The local office 103 and/or devices in the home 102a (e.g., a wireless device 116, such as a mobile phone or remote control device) may communicate with an audio computing device 118 via one or more interfaces 119 and 120. The interfaces 119 and 120 may include transmitters and receivers used to communicate via wire or wirelessly with local office 103 and/or devices in the home using any of the networks previously described (e.g., cellular network, optical fiber network, copper wire network, etc.). Audio computing device 118 may have a variety of servers and/or processors, such as audio processor 121, that may be configured to perform various functions. As will be described in further detail in the examples below, audio processor 121 may be configured to receive audio signals from a user device (e.g., a mobile phone 116), to receive an audio component of a piece of content being consumed by a user at the user's home 102a, and/or to remove the audio component of the piece of content from the received audio signal.
Audio computing device 118, as illustrated, may be one or more component within a cloud computing environment. Additionally or alternatively, computing device 118 may be located at local office 103. For example, device 118 may comprise one or more servers in addition to server 106 and/or be integrated within server 106. Device 118 may also be wholly or partially integrated within a user device, such as a device within a user's home 102a. For example, device 118 may include various hardware and/or software components integrated within a TV 112, an STB 113, a personal computer 114, a laptop computer 115, a wireless device 116, such as a user's mobile phone or remote control, an interface 117, and/or any other user device.
Content playing in the background while a user issues a voice command or conducts a phone call may contribute unwanted noise to the voice command or phone call. By removing the content playing in the background (which may be noise), a signal to noise ratio of an audio signal generated by the voice command or phone call may be improved.
In step 300, a computing device may receive an audio signal, such as an audio message signal (e.g., from a remote control having a voice recognition service, a set top box, a smartphone, etc.). As previously discussed, the computing device that receives the audio signal may be located at any number of locations, including within a cloud computing environment, at local office 103, in a user device, and/or a combination of any of these locations. The audio signal (e.g., a message) may include a desired signal, such as a voice command, and undesired signals, such as an audio component of content playing in the background (which may be considered noise). In at least some embodiments, these signals may be simultaneously received at a single (or several) microphone or other sensor devices. In step 305, the computing device may identify content previously or currently being presented (e.g., viewed or played) by one or more devices within the home 102a (e.g., played within a predetermined time period, such as the length of the received audio signal, the last five seconds of all content played, or prior to the time it took to receive and analyze the audio signal). In step 310, the computing device may receive audio components of the content identified in step 305, which may have been previously-played or are currently playing on a user device or at a user home (e.g., audio components of audiovisual content). For example, if the computing device determined that television 112 was playing Television Show 1 while the user was speaking a voice command, the computing device may retrieve a recently-played audio component of Television Show 1 in step 310 to account for, for example, the volume of noise sources.

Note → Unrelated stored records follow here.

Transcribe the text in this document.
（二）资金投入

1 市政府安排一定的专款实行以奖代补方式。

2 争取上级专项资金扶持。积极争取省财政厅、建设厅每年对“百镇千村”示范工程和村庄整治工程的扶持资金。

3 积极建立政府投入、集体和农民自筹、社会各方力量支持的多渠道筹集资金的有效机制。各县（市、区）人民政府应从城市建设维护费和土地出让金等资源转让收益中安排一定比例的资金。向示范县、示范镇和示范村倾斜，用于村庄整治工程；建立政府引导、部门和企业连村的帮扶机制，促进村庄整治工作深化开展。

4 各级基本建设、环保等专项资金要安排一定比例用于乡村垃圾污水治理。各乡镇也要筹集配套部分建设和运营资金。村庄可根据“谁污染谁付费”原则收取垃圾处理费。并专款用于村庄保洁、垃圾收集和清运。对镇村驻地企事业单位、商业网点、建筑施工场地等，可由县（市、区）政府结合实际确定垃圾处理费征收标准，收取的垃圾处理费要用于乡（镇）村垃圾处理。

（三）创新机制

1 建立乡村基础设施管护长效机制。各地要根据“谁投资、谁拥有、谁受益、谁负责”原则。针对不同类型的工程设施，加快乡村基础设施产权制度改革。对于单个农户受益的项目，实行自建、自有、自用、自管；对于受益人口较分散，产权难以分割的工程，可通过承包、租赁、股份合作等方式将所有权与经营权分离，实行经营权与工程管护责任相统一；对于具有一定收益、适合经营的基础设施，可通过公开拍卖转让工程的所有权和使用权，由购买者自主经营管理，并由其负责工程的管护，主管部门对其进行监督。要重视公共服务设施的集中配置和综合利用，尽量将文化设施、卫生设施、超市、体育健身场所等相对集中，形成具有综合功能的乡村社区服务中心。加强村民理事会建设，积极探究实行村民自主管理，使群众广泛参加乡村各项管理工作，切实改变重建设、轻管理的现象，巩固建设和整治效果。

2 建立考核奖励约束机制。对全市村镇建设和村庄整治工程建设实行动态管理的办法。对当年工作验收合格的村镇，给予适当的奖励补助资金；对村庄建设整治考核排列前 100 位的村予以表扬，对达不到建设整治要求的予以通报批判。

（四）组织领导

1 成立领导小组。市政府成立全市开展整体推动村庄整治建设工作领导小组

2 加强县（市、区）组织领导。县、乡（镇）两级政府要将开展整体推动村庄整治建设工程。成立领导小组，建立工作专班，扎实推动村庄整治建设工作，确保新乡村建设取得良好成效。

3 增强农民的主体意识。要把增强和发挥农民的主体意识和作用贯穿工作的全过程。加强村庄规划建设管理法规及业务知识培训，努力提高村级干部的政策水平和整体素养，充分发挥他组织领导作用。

In step 315, the computing device may synchronize the audio signal with the received audio component of the previously-played content. For example, the computing device may match watermarks, or any other marker associated with time or location, present in the audio signal with corresponding watermarks in the audio component. Alternatively, the audio component and audio signal may be synchronized based on a cross-correlation between the two signals. In step 320, the computing device may optionally adjust the magnitude of the audio component to correspond to the magnitude of the noise signals present in the voice command. In step 325, the computing device may remove (e.g., isolate, subtract, etc.) the audio component of the playing content from the received audio signal (e.g., a voice command), thereby removing undesired noise signals from the audio signal. In step 330, the computing device may use and/or otherwise forward the resulting audio signal for further processing. For example, the computing device may process the audio signal to determine a voice command issued by a user (e.g., a voice command to switch channels).
In step 405, the computing device may identify potential noise sources. As described herein, noise may include the audio components of content generated by various devices (e.g., noise sources) that play the content (or otherwise provide the content to users). Noise sources may include various devices at the user's home 102a, such as television 112, STB 113, computer 114, laptop 115, mobile device 116, and/or other client premises equipment, and also appliances such as refrigerators, washing machines, alarms, street noise, etc. Content that may contribute noise may include linear content (e.g., broadcast content or other scheduled content), content on demand (e.g., video on demand (VOD) or other programs available on demand), recorded content (e.g., content recorded and/or otherwise stored on a local or network digital video recorder (DVR)), and other types of content. As will be appreciated by one of ordinary skill in the art, other devices may be considered noise sources. For example, a gaming system (e.g., SONY PLAYSTATION, MICROSOFT XBOX, etc.) playing a movie, running a game, and/or playing music may introduce noise.
The audio component of a movie playing on television 112 or another device may constitute background noise if the user is attempting to issue a voice command to a remote control device, such as a command to switch to a particular channel or play a particular program. The audio component of the movie may interfere with processing (e.g., understanding by a voice command processor) the user's voice command. If laptop 115 is playing music, the music may constitute background noise if the user is speaking on the user's mobile phone 116 with a friend. The background music may cause the user's voice to be more difficult to understand by the friend on the other side of the conversation. Other examples of noise sources include television shows, commercials, sports broadcasts, video games, or other content having audio components.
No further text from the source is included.